Even lung cancer was stated to have been removed from the analysis because this disease, which mainly affects men, was believed to mostly take place due to smoking. Following this removal, the experts hoped to discover similar statistics for cancer risk in both men and women. However it was discovered that men still seemed to have a higher risk of cancer than women.

The reason for this disparity is hypothesized to be due to the stereotypical behavior of men; for instance an unhealthy lifestyle, down playing to the early signs of disease symptoms, etc.

“For many of the types of cancer we looked at that affect both sexes, there’s no known biological reason why men should be at a greater risk than women, so we were surprised to see such consistent differences,” says Professor David Forman, information lead for the NCIN. “After taking out the effect of age, men were significantly more likely than women to die from every one of the specific types of cancer considered and, apart from melanoma, they were also significantly more likely to develop the disease.”

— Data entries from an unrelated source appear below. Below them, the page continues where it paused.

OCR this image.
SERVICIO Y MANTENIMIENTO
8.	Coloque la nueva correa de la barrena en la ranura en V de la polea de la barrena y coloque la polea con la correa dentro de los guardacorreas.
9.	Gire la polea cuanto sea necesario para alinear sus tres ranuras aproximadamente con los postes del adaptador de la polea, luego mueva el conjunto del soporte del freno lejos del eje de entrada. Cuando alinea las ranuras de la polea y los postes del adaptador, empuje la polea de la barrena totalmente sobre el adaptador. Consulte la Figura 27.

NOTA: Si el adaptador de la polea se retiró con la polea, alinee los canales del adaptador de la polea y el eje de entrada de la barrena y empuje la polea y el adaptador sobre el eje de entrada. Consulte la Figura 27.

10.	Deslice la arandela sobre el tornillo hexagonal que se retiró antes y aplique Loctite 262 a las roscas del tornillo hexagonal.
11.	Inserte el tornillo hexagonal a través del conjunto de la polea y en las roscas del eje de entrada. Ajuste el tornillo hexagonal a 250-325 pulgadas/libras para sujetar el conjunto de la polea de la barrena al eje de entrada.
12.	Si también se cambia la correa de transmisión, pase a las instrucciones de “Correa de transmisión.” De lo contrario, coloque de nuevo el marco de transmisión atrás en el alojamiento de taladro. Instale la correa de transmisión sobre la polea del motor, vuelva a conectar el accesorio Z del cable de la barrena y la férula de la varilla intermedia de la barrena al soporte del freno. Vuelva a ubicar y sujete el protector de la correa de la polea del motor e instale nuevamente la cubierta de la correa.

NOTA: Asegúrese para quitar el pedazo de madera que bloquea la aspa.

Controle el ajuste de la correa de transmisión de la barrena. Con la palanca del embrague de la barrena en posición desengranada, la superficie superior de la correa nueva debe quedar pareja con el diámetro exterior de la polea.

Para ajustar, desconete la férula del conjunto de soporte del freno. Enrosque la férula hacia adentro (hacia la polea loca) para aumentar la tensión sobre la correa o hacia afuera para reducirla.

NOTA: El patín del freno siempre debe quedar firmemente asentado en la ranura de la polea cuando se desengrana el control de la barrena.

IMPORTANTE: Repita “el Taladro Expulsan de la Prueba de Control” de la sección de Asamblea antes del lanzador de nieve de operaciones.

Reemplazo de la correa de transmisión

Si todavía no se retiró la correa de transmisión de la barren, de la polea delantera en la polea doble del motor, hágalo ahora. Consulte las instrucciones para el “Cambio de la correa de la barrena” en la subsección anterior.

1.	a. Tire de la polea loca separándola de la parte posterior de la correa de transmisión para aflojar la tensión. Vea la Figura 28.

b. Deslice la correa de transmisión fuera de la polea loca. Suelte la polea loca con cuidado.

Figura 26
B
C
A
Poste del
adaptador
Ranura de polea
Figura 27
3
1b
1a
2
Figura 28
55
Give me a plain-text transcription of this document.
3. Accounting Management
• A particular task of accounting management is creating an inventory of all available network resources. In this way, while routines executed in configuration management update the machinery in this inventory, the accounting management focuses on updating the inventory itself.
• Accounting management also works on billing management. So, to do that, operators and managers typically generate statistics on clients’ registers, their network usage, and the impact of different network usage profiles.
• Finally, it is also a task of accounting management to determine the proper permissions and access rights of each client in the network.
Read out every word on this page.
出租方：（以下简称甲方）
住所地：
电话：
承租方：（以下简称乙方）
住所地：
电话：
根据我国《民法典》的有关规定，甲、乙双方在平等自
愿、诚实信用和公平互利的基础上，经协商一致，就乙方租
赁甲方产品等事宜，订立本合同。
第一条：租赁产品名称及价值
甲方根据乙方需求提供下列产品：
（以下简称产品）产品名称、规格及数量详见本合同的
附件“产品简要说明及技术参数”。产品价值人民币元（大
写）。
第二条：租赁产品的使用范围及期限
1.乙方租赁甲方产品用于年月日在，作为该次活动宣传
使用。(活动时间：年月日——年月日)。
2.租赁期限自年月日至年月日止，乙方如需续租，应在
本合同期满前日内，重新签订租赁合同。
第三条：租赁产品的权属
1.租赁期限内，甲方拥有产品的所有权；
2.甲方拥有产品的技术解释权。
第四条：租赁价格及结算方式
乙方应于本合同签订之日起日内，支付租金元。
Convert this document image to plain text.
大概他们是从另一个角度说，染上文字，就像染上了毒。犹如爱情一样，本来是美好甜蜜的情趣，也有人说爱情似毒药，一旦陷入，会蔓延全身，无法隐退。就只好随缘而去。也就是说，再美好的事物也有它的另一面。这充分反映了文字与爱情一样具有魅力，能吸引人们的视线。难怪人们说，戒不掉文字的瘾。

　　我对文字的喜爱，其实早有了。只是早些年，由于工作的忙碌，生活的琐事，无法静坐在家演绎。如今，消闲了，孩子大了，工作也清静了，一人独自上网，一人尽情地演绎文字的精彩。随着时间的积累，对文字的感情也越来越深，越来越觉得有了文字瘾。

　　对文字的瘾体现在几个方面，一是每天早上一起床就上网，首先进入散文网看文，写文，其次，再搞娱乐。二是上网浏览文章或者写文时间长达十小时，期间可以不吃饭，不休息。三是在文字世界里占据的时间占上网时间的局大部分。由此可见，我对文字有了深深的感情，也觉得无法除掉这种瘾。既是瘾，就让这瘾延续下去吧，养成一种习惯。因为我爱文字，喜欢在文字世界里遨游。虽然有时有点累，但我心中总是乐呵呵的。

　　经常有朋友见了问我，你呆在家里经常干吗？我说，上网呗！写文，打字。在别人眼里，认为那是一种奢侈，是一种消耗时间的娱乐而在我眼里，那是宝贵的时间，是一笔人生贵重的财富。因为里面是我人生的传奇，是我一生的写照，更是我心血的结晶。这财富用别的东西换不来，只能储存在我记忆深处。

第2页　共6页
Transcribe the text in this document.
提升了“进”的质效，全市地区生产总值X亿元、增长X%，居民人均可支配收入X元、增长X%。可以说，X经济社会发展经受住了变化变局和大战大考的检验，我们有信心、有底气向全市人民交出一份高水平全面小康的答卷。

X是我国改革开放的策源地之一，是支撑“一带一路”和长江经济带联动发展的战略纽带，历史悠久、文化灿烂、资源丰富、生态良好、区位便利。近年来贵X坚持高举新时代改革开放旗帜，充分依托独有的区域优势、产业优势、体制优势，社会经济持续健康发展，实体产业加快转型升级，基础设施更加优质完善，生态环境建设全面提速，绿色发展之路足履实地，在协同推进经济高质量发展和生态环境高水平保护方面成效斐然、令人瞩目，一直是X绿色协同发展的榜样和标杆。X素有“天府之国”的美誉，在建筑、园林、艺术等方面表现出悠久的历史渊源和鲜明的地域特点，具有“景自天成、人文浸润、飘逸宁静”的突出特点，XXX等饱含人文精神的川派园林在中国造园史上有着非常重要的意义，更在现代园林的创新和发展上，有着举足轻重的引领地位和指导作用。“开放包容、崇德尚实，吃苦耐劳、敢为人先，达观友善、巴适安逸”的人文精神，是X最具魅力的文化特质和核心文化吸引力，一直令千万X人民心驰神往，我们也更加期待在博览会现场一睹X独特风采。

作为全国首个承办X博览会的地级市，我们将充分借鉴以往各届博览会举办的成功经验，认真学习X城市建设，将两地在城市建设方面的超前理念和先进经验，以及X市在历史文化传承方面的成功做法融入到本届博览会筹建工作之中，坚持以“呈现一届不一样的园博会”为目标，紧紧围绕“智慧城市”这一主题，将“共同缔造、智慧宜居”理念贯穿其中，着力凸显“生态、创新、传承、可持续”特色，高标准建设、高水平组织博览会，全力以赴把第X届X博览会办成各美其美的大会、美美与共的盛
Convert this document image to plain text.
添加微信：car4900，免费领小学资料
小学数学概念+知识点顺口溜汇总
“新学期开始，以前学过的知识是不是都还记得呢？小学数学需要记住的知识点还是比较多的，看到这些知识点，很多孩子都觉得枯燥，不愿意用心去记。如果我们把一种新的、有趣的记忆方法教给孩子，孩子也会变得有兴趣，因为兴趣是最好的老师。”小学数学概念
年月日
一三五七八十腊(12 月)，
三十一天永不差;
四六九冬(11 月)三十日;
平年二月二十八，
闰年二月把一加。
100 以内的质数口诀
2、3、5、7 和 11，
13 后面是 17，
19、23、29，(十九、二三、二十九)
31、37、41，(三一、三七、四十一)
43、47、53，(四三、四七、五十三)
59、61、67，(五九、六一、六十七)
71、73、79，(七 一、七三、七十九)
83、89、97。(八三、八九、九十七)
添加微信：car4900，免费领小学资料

Professor Forman also states that men may have a higher risk because they are believed to be lesser health conscious than women. Therefore he further adds that, “What we see from this report could be a reflection of this attitude, meaning men are less likely to make lifestyle changes that could reduce their risk of the disease and less likely to go to their doctor with cancer symptoms. Late diagnosis makes most forms of the disease harder to treat.”

Having said this, the experts have also stated that such diseases, if diagnosed early on may have a higher chance of being successfully treated. Therefore postponing a visit to the doctor for such cancers may prove to be a dangerous choice. This delay could further increase the ratio of men succumbing to this disease as compared to women.